Nach der Nichtaushändigung seines Geschenks zog Peter W. vor Gericht, um die Aushändigung der Schoko-Figur (Streitwert: zehn Euro) zu erzwingen. Allerdings ohne Erfolg: Auch das Göttinger Landgericht befand, der Weihnachtsmann sei ein unzulässiges Sicherheitsrisiko.

Daher sei die JVA „zu Recht davon ausgegangen, dass unkontrollierte Hohlkörper die Sicherheit der Anstalt dadurch gefährden, dass durch diese unbemerkt verbotene Gegenstände in die Anstalt eingeschmuggelt werden können“. Die Überprüfung durch Rauschgiftspürhund und Röntgengerät reiche nicht aus, „um das Einschmuggeln insbesondere von Drogen zu verhindern“.

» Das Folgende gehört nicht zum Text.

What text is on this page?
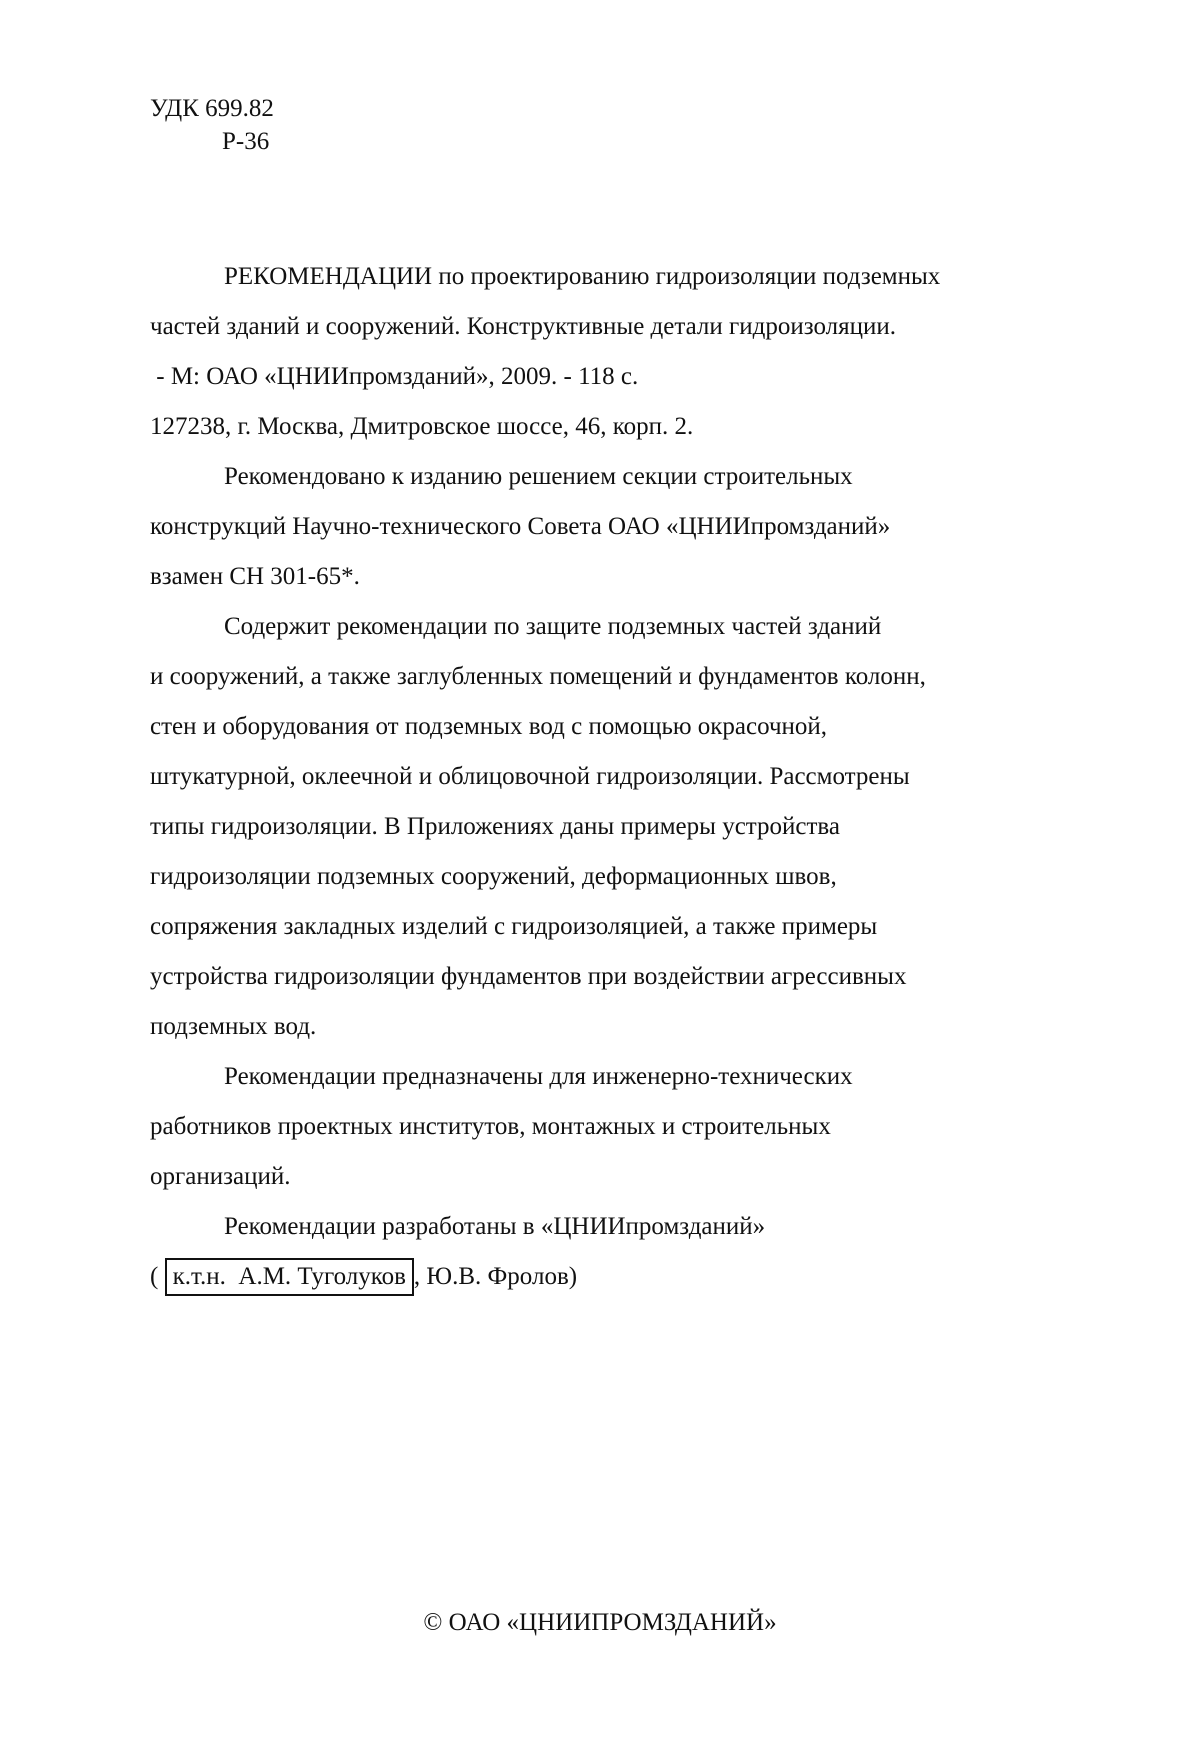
УДК 699.82
Р-36

РЕКОМЕНДАЦИИ по проектированию гидроизоляции подземных

частей зданий и сооружений. Конструктивные детали гидроизоляции.

- М: ОАО «ЦНИИпромзданий», 2009. - 118 с.

127238, г. Москва, Дмитровское шоссе, 46, корп. 2.

Рекомендовано к изданию решением секции строительных

конструкций Научно-технического Совета ОАО «ЦНИИпромзданий»

взамен СН 301-65*.

Содержит рекомендации по защите подземных частей зданий

и сооружений, а также заглубленных помещений и фундаментов колонн,

стен и оборудования от подземных вод с помощью окрасочной,

штукатурной, оклеечной и облицовочной гидроизоляции. Рассмотрены

типы гидроизоляции. В Приложениях даны примеры устройства

гидроизоляции подземных сооружений, деформационных швов,

сопряжения закладных изделий с гидроизоляцией, а также примеры

устройства гидроизоляции фундаментов при воздействии агрессивных

подземных вод.

Рекомендации предназначены для инженерно-технических

работников проектных институтов, монтажных и строительных

организаций.

Рекомендации разработаны в «ЦНИИпромзданий»

( к.т.н.  А.М. Туголуков , Ю.В. Фролов)

© ОАО «ЦНИИПРОМЗДАНИЙ»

Auch die detaillierten Bedenken der JVA über die Begrenzung der technischen Möglichkeiten des Röntgengerätes teilte das Gericht. Ergebnis: Der Weihnachtsmann blieb unter Verschluss (Az. 62 StVK 18/15).

Schließlich fand sich doch noch eine Lösung: Unter amtlicher Aufsicht zertrümmerte Peter W. den streitbehafteten Weihnachtsmann. Resultat: kein Hohlkörper, keine Gefahr. Die Reste durfte der Sicherungsverwahrte nun endlich in seine Zelle tragen.

Aber: Die Posse könnte sich bald wiederholen: Schließlich steht Weihnachten 2015 vor der Tür.